The epithelial Na+ channel (ENaC) consists of α, β, γ subunits. Its expression and function are regulated by aldosterone at multiple levels including transcription. ENaC plays a key role in Na+ homeostasis and blood pressure. Mutations in ENaC subunit genes result in hypertension or hypotension, depending on the nature of the mutations. Transcription of αENaC is considered as the rate-limiting step in the formation of functional ENaC. As an aldosterone target gene, αENaC is activated upon aldosterone- mineralocorticoid receptor binding to the cis-elements in the αENaC promoter, which is packed into chromatin. However, how aldosterone alters chromatin structure to induce changes in transcription is poorly understood. Studies by others and us suggest that Dot1a-Af9 complex represses αENaC by directly binding and regulating targeted histone H3 K79 hypermethylation at the specific subregions of αENaC promoter. Aldosterone decreases Dot1a-Af9 formation by impairing expression of Dot1a and Af9 and by inducing Sgk1, which, in turn, phosphorylates Af9 at S435 to weaken Dot1a-Af9 interaction. MR attenuates Dot1a-Af9 effect by competing with Dot1a for binding Af9. Af17 relieves repression by interfering with Dot1a-Af9 interaction and promoting Dot1a nuclear export. Af17-/- mice exhibit defects in ENaC expression, renal Na+ retention, and blood pressure control. This review gives a brief summary of these novel findings.

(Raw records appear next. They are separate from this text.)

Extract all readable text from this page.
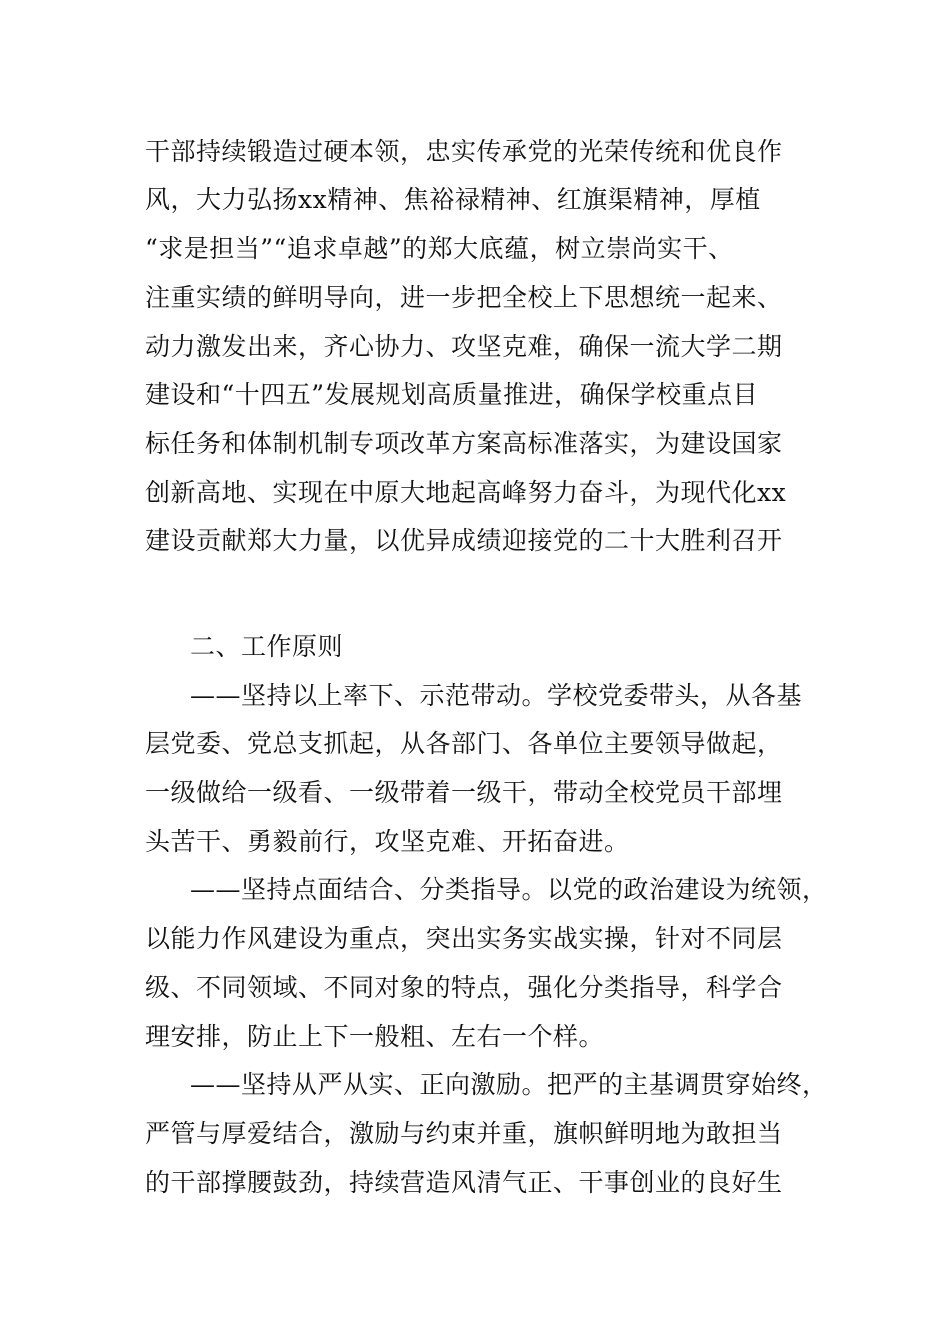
干部持续锻造过硬本领，忠实传承党的光荣传统和优良作
风，大力弘扬xx精神、焦裕禄精神、红旗渠精神，厚植
“求是担当”“追求卓越”的郑大底蕴，树立崇尚实干、
注重实绩的鲜明导向，进一步把全校上下思想统一起来、
动力激发出来，齐心协力、攻坚克难，确保一流大学二期
建设和“十四五”发展规划高质量推进，确保学校重点目
标任务和体制机制专项改革方案高标准落实，为建设国家
创新高地、实现在中原大地起高峰努力奋斗，为现代化xx
建设贡献郑大力量，以优异成绩迎接党的二十大胜利召开
二、工作原则
——坚持以上率下、示范带动。学校党委带头，从各基
层党委、党总支抓起，从各部门、各单位主要领导做起，
一级做给一级看、一级带着一级干，带动全校党员干部埋
头苦干、勇毅前行，攻坚克难、开拓奋进。
——坚持点面结合、分类指导。以党的政治建设为统领，
以能力作风建设为重点，突出实务实战实操，针对不同层
级、不同领域、不同对象的特点，强化分类指导，科学合
理安排，防止上下一般粗、左右一个样。
——坚持从严从实、正向激励。把严的主基调贯穿始终，
严管与厚爱结合，激励与约束并重，旗帜鲜明地为敢担当
的干部撑腰鼓劲，持续营造风清气正、干事创业的良好生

Keywords: Gene transcription, Chromatin, Epithelial sodium channel, Histone, Blood pressure

Core tip: The epithelial Na+ channel (ENaC) is a key player in sodium transport and blood pressure control. This minireview summarizes the epigenetic mechanisms governing the transcription of αENaC. The epigenetic control involves Dot1a-Af9-mediated repression through targeted hypermethylation of histone H3 K79. Aldosterone relieves the repression by decreasing Dot1a and Af9 mRNA levels and by weakening the protein-protein interaction between Dot1a and Af9 interaction via Sgk1-catalyzed Af9 phosphorylation. Aldosterone-independent mechanism involves Af17 as a competitor of Af9 for binding Dot1a and stimulator of Dot1a nuclear export. Af17-/- mice exhibit decreased Na+ reabsorption and lowered blood pressure, indicating the significance of this epigenetic control.